In-Database Machine Learning with CorgiPile: Stochastic Gradient Descent without Full Data Shuffle
- Lijie Xu ,
- Shuang Qiu ,
- Binhang Yuan ,
- Jiawei Jiang ,
- Cedric Renggli ,
- Shaoduo Gan ,
- Kaan Kara ,
- Guoliang Li ,
- Ji Liu ,
- Wentao Wu ,
- Jieping Ye ,
- Ce Zhang
ACM SIGMOD International Conference on Management of Data (SIGMOD 2022) |
Stochastic gradient descent (SGD) is the cornerstone of modern ML systems. Despite its computational efficiency, SGD requires random data access that is inherently inefficient when implemented in systems that rely on block-addressable secondary storage such as HDD and SSD, e.g., in-DB ML systems and TensorFlow/PyTorch over large files. To address this impedance mismatch, various data shuffling strategies have been proposed to balance the convergence rate of SGD (which favors randomness) and its I/O performance (which favors sequential access).

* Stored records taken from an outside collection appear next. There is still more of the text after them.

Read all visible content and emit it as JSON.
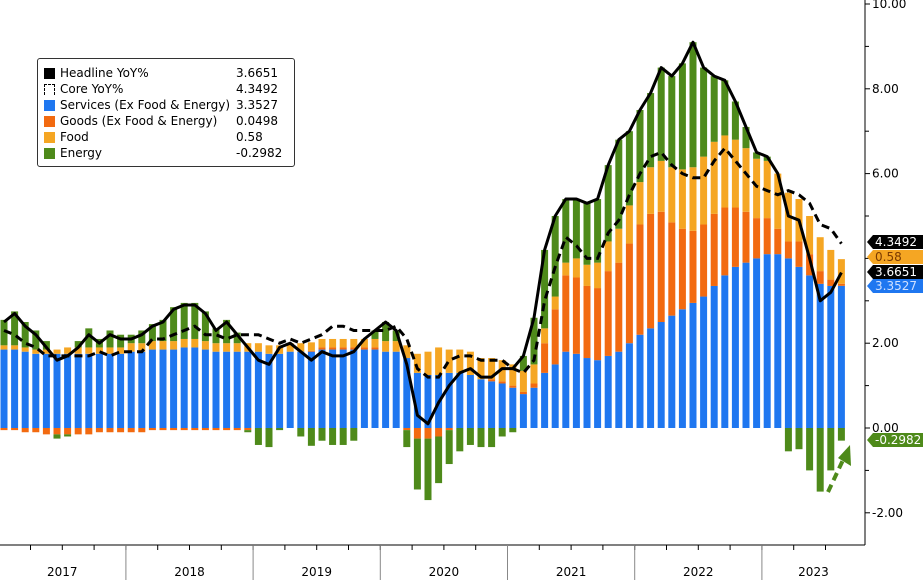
{
  "chart_data": {
    "type": "bar",
    "title": "",
    "xlabel": "",
    "ylabel": "",
    "ylim": [
      -2.6,
      10
    ],
    "y_ticks": [
      "10.00",
      "8.00",
      "6.00",
      "2.00",
      "0.00",
      "-2.00"
    ],
    "y_tick_values": [
      10,
      8,
      6,
      2,
      0,
      -2
    ],
    "year_labels": [
      "2017",
      "2018",
      "2019",
      "2020",
      "2021",
      "2022",
      "2023"
    ],
    "start": "2017-01",
    "frequency": "monthly",
    "legend_position": "top-left",
    "colors": {
      "headline": "#000000",
      "core": "#000000",
      "services": "#1f77f0",
      "goods": "#f26a10",
      "food": "#f5a623",
      "energy": "#4e8a1a"
    },
    "legend": [
      {
        "name": "Headline YoY%",
        "value": "3.6651",
        "key": "headline"
      },
      {
        "name": "Core YoY%",
        "value": "4.3492",
        "key": "core"
      },
      {
        "name": "Services (Ex Food & Energy)",
        "value": "3.3527",
        "key": "services"
      },
      {
        "name": "Goods (Ex Food & Energy)",
        "value": "0.0498",
        "key": "goods"
      },
      {
        "name": "Food",
        "value": "0.58",
        "key": "food"
      },
      {
        "name": "Energy",
        "value": "-0.2982",
        "key": "energy"
      }
    ],
    "last_value_tags": [
      {
        "label": "4.3492",
        "value": 4.3492,
        "key": "core"
      },
      {
        "label": "0.58",
        "value": 0.58,
        "key": "food"
      },
      {
        "label": "3.6651",
        "value": 3.6651,
        "key": "headline"
      },
      {
        "label": "3.3527",
        "value": 3.3527,
        "key": "services"
      },
      {
        "label": "-0.2982",
        "value": -0.2982,
        "key": "energy"
      }
    ],
    "series": [
      {
        "name": "Services",
        "key": "services",
        "values": [
          1.85,
          1.85,
          1.8,
          1.75,
          1.75,
          1.75,
          1.75,
          1.75,
          1.75,
          1.75,
          1.75,
          1.75,
          1.8,
          1.8,
          1.85,
          1.85,
          1.85,
          1.9,
          1.9,
          1.85,
          1.8,
          1.8,
          1.8,
          1.8,
          1.8,
          1.75,
          1.75,
          1.8,
          1.8,
          1.8,
          1.85,
          1.85,
          1.85,
          1.85,
          1.85,
          1.85,
          1.8,
          1.8,
          1.65,
          1.3,
          1.25,
          1.25,
          1.3,
          1.3,
          1.25,
          1.15,
          1.1,
          1.05,
          0.95,
          0.8,
          0.95,
          1.3,
          1.5,
          1.8,
          1.75,
          1.65,
          1.6,
          1.7,
          1.8,
          2.0,
          2.2,
          2.35,
          2.5,
          2.65,
          2.8,
          2.95,
          3.1,
          3.35,
          3.6,
          3.8,
          3.9,
          4.0,
          4.1,
          4.1,
          4.0,
          3.8,
          3.6,
          3.4,
          3.35,
          3.3527
        ]
      },
      {
        "name": "Goods",
        "key": "goods",
        "values": [
          -0.05,
          -0.05,
          -0.1,
          -0.1,
          -0.15,
          -0.15,
          -0.15,
          -0.15,
          -0.15,
          -0.1,
          -0.1,
          -0.1,
          -0.1,
          -0.1,
          -0.05,
          -0.05,
          -0.05,
          -0.05,
          -0.05,
          -0.05,
          -0.05,
          -0.05,
          -0.05,
          -0.05,
          0,
          0,
          0,
          0,
          0,
          0.02,
          0.05,
          0.05,
          0.05,
          0.05,
          0.05,
          0.05,
          0,
          0,
          -0.05,
          -0.25,
          -0.25,
          -0.2,
          -0.05,
          0,
          0,
          0,
          0.05,
          0.05,
          0.05,
          0.05,
          0.1,
          0.7,
          1.3,
          1.8,
          1.8,
          1.7,
          1.7,
          2.0,
          2.1,
          2.35,
          2.6,
          2.7,
          2.6,
          2.2,
          1.9,
          1.7,
          1.7,
          1.7,
          1.6,
          1.4,
          1.2,
          0.95,
          0.85,
          0.6,
          0.4,
          0.6,
          0.5,
          0.3,
          0.15,
          0.0498
        ]
      },
      {
        "name": "Food",
        "key": "food",
        "values": [
          0.1,
          0.1,
          0.1,
          0.1,
          0.1,
          0.1,
          0.15,
          0.15,
          0.15,
          0.15,
          0.15,
          0.15,
          0.2,
          0.2,
          0.2,
          0.2,
          0.2,
          0.2,
          0.2,
          0.2,
          0.2,
          0.2,
          0.2,
          0.2,
          0.2,
          0.2,
          0.2,
          0.2,
          0.2,
          0.2,
          0.2,
          0.2,
          0.2,
          0.2,
          0.2,
          0.2,
          0.25,
          0.25,
          0.3,
          0.45,
          0.55,
          0.65,
          0.55,
          0.55,
          0.55,
          0.5,
          0.5,
          0.5,
          0.5,
          0.5,
          0.45,
          0.35,
          0.3,
          0.3,
          0.45,
          0.5,
          0.6,
          0.7,
          0.8,
          0.9,
          1.0,
          1.1,
          1.2,
          1.3,
          1.4,
          1.5,
          1.6,
          1.7,
          1.7,
          1.6,
          1.5,
          1.4,
          1.35,
          1.3,
          1.15,
          1.0,
          0.9,
          0.8,
          0.7,
          0.58
        ]
      },
      {
        "name": "Energy",
        "key": "energy",
        "values": [
          0.6,
          0.8,
          0.6,
          0.45,
          0.2,
          -0.1,
          -0.05,
          0.15,
          0.45,
          0.2,
          0.4,
          0.3,
          0.2,
          0.3,
          0.4,
          0.5,
          0.8,
          0.85,
          0.85,
          0.7,
          0.35,
          0.55,
          0.25,
          -0.05,
          -0.4,
          -0.45,
          -0.05,
          0,
          -0.2,
          -0.42,
          -0.3,
          -0.4,
          -0.4,
          -0.3,
          0,
          0.2,
          0.45,
          0.25,
          -0.4,
          -1.2,
          -1.45,
          -1.1,
          -0.8,
          -0.55,
          -0.4,
          -0.45,
          -0.45,
          -0.2,
          -0.1,
          0.35,
          1.1,
          1.85,
          1.9,
          1.5,
          1.4,
          1.45,
          1.5,
          1.8,
          2.1,
          1.75,
          1.7,
          1.75,
          2.2,
          2.15,
          2.5,
          2.95,
          2.1,
          1.55,
          1.3,
          0.9,
          0.5,
          0.15,
          0.1,
          0,
          -0.55,
          -0.5,
          -1.0,
          -1.5,
          -1.0,
          -0.2982
        ]
      },
      {
        "name": "Headline YoY%",
        "key": "headline",
        "type": "line",
        "values": [
          2.5,
          2.7,
          2.4,
          2.2,
          1.9,
          1.6,
          1.7,
          1.9,
          2.2,
          2.0,
          2.2,
          2.1,
          2.1,
          2.2,
          2.4,
          2.5,
          2.8,
          2.9,
          2.9,
          2.7,
          2.3,
          2.5,
          2.2,
          1.9,
          1.6,
          1.5,
          1.9,
          2.0,
          1.8,
          1.6,
          1.8,
          1.7,
          1.7,
          1.8,
          2.1,
          2.3,
          2.5,
          2.3,
          1.5,
          0.3,
          0.1,
          0.6,
          1.0,
          1.3,
          1.4,
          1.2,
          1.2,
          1.4,
          1.4,
          1.7,
          2.6,
          4.2,
          5.0,
          5.4,
          5.4,
          5.3,
          5.4,
          6.2,
          6.8,
          7.0,
          7.5,
          7.9,
          8.5,
          8.3,
          8.6,
          9.1,
          8.5,
          8.3,
          8.2,
          7.7,
          7.1,
          6.5,
          6.4,
          6.0,
          5.0,
          4.9,
          4.0,
          3.0,
          3.2,
          3.6651
        ]
      },
      {
        "name": "Core YoY%",
        "key": "core",
        "type": "line",
        "dashed": true,
        "values": [
          2.3,
          2.2,
          2.0,
          1.9,
          1.7,
          1.7,
          1.7,
          1.7,
          1.7,
          1.8,
          1.7,
          1.8,
          1.8,
          1.8,
          2.1,
          2.1,
          2.2,
          2.3,
          2.4,
          2.2,
          2.2,
          2.1,
          2.2,
          2.2,
          2.2,
          2.1,
          2.0,
          2.1,
          2.0,
          2.1,
          2.2,
          2.4,
          2.4,
          2.3,
          2.3,
          2.3,
          2.3,
          2.4,
          2.1,
          1.4,
          1.2,
          1.2,
          1.6,
          1.7,
          1.7,
          1.6,
          1.6,
          1.6,
          1.4,
          1.3,
          1.6,
          3.0,
          3.8,
          4.5,
          4.3,
          4.0,
          4.0,
          4.6,
          4.9,
          5.5,
          6.0,
          6.4,
          6.5,
          6.2,
          6.0,
          5.9,
          5.9,
          6.3,
          6.6,
          6.3,
          6.0,
          5.7,
          5.6,
          5.5,
          5.6,
          5.5,
          5.3,
          4.8,
          4.7,
          4.3492
        ]
      }
    ]
  }
}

In this paper, we first conduct a systematic empirical study on existing data shuffling strategies, which reveals that all existing strategies have room for improvement—they suffer in terms of I/O performance or convergence rate. With this in mind, we propose a simple but novel hierarchical data shuffling strategy, CorgiPile. Compared with existing strategies, CorgiPile avoids a full data shuffle while maintaining comparable convergence rate of SGD as if a full shuffle were performed. We provide a non-trivial theoretical analysis of CorgiPile on its convergence behavior. We further integrate CorgiPile into PostgreSQL by introducing three new physical operators with optimizations. Our experimental results show that CorgiPile can achieve comparable convergence rate to the full shuffle based SGD, and 1.6X-12.8X faster than two state-of-the-art in-DB ML systems, Apache MADlib and Bismarck, on both HDD and SSD.